Trump has never enjoyed the support of the majority of Americans, so it’s a 
mistake to read too much into popularity polls. Hillary Clinton was more popular 
than Trump in 2016, but she still lost to him for one reason: Trump won the 
Electoral College math contest and beat Clinton in enough of the swing states to 
put him over the line. Remember when Biden’s Democratic Party opponents dropped 
like flies leaving Biden as the last man standing, uncontested, in the primary 
race? The party had evidently come to the conclusion that Biden represented the 
party’s best shot at defeating Trump for the simple reason that he could pull 
off victories in the swing states against Trump and thereby prevent a repeat of 
the 2016 shock loss. And that’s all it’s really going to come down to again this 
year — barring any wild and unforeseen event.
Trump’s big advantage over Biden is that his core support is much more 
unshakable, with 66 percent of his supporters backing him strongly, compared to 
only 46 percent of Biden’s, according to the Pew survey. But what’s even worse 
news for Biden is that his supporters’ main reason for backing him is that he 
isn’t Trump. This effectively reduces the election to a referendum on Trump 
himself, and places the president’s fate largely in his own hands.
A series of presidential debates have been set, and for the first time voters 
are going to be able to see how each fares against the other without any safety 
net. If Biden fails to aggressively challenge Trump’s often liberal and 
freewheeling approach to provable facts and reality, then Trump will win. If 
Biden lets Trump define him — leading voters to believe, for example, that he’s 
a tax-and-spend liberal who’s going to take away their hard-earned money and 
curtail their freedoms — then Trump will win. If Biden comes across as less 
psychologically astute than Trump, then Trump wins. Normally debates aren’t a 
major deciding factor, as most voters lean strongly one way or the other — 
unless there’s a glaring reason for them to change their mind. And given that we 
haven’t yet witnessed a direct, unassisted matchup between these two men, 
surprises may await.
Democrats have also placed far too much stock in uncontrollable events that 
they’ve leveraged to bash Trump. Much of everyone’s year has been dominated by 
the coronavirus crisis, and Democrats have leveraged Trump’s handling of it 
against him. They haven’t proven, however, that Biden’s actions would have led 
to a much different result, as the virus seems to be running its course 
everywhere in the world with little regard to political machinations.

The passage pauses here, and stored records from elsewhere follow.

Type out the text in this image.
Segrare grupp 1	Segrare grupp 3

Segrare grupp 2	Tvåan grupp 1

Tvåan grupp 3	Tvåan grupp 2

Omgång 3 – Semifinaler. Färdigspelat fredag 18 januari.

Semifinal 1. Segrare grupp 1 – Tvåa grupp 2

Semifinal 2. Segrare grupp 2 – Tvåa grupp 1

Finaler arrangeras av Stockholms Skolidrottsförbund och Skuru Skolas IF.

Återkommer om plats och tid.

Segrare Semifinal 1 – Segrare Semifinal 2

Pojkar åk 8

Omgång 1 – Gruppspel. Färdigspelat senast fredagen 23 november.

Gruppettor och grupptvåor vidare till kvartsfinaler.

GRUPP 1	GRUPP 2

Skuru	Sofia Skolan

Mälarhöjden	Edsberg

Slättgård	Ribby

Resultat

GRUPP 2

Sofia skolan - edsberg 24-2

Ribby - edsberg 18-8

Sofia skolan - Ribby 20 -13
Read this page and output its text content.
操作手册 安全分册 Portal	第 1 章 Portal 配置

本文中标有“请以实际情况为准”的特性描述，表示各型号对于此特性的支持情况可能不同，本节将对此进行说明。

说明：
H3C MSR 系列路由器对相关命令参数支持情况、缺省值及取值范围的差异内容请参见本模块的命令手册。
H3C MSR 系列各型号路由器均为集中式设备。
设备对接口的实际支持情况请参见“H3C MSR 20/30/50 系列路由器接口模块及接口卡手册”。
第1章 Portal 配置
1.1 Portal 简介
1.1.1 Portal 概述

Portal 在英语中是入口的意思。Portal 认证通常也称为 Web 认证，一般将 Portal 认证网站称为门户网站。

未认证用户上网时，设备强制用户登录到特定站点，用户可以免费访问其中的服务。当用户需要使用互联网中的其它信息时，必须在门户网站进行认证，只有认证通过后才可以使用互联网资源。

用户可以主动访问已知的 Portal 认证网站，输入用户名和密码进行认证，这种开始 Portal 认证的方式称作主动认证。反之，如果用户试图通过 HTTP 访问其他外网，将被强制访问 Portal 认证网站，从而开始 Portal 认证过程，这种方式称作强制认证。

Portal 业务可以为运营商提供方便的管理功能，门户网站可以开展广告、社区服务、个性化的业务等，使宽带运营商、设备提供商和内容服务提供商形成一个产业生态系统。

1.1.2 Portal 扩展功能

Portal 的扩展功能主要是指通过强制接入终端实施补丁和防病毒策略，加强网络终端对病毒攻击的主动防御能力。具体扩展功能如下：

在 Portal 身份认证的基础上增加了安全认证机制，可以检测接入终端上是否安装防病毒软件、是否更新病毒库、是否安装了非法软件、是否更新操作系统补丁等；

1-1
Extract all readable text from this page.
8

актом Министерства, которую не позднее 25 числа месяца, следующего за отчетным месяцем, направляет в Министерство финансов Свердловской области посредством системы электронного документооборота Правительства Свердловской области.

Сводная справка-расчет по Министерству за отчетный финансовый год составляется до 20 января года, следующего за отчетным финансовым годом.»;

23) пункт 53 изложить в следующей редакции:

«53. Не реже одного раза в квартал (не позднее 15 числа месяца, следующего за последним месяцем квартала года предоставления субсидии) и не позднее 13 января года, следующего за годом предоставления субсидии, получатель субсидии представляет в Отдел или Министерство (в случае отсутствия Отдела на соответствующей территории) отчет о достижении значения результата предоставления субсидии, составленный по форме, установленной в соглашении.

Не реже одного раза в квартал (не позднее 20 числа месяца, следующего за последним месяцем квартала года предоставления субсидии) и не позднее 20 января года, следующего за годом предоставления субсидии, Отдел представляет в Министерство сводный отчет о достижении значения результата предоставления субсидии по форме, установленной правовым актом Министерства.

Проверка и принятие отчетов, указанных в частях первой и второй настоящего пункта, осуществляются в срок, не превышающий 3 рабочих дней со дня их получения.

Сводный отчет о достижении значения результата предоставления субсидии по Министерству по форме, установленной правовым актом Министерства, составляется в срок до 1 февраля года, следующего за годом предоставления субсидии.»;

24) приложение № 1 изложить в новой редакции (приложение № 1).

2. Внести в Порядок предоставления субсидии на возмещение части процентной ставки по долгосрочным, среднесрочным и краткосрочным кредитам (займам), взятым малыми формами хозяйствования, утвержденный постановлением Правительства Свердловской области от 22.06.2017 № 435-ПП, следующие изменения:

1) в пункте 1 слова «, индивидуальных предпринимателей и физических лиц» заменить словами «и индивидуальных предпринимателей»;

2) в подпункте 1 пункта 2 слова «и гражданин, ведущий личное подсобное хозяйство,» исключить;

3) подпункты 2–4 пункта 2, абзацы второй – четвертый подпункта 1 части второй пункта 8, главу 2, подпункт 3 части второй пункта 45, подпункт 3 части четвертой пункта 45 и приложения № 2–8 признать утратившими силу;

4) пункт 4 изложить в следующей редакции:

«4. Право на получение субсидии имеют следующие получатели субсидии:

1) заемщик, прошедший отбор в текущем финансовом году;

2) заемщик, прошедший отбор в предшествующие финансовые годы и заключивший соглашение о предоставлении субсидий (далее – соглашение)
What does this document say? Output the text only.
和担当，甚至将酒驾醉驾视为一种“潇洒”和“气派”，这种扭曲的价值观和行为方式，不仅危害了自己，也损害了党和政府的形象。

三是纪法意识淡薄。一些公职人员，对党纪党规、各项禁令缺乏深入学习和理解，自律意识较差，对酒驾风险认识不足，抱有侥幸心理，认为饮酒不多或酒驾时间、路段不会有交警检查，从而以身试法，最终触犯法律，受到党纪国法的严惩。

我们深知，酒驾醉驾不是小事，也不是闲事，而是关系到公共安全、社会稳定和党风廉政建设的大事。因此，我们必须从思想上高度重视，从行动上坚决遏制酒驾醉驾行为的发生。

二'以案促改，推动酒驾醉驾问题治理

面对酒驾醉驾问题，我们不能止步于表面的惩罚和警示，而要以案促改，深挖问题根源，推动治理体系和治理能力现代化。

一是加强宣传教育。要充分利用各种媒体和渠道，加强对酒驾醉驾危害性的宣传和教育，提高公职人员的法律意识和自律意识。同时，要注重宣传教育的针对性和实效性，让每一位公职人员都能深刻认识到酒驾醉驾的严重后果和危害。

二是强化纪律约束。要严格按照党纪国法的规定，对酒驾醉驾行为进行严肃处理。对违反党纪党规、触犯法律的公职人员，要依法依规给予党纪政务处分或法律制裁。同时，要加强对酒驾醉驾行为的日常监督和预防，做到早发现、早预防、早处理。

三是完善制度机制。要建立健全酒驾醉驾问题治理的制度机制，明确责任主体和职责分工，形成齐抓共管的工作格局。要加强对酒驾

Using the current state of the U.S. economy against Trump is also a non-starter 
as most people realize that extrinsic factors related to the COVID-19 fiasco are 
primarily responsible for this predicament. Trump could even feasibly argue that 
Biden’s statements suggesting that he’d be more favorable to shutting America 
down would have caused even more economic carnage.
Pointing to Washington establishment elites — from former Trump administration 
members to military brass — who are all now coming out of the woodwork 
(sometimes even with tell-all books) to dish dirt on Trump may backfire. It was 
a strong disdain for this establishment that enabled Trump to seduce voters in 
the first place. Cries about Trump breaking a system that the silent majority of 
voters of all stripes already felt was rife with corruption is only going to 
allow Trump to paint Biden as a swamp creature himself. And for all of Biden’s 
talk of bringing dignity back to the White House, voters may just chalk it up to 
being forced to choose between sophisticated mafiosos of the establishment 
machine and scrappy Trump hoodlums. In this matchup, the underdog may hold more 
of an appeal.
In any case, Team Biden would be committing a critical error in treating this 
race like a cakewalk. That happened four years ago, and the Democrats are still 
wiping the cream pie off their face.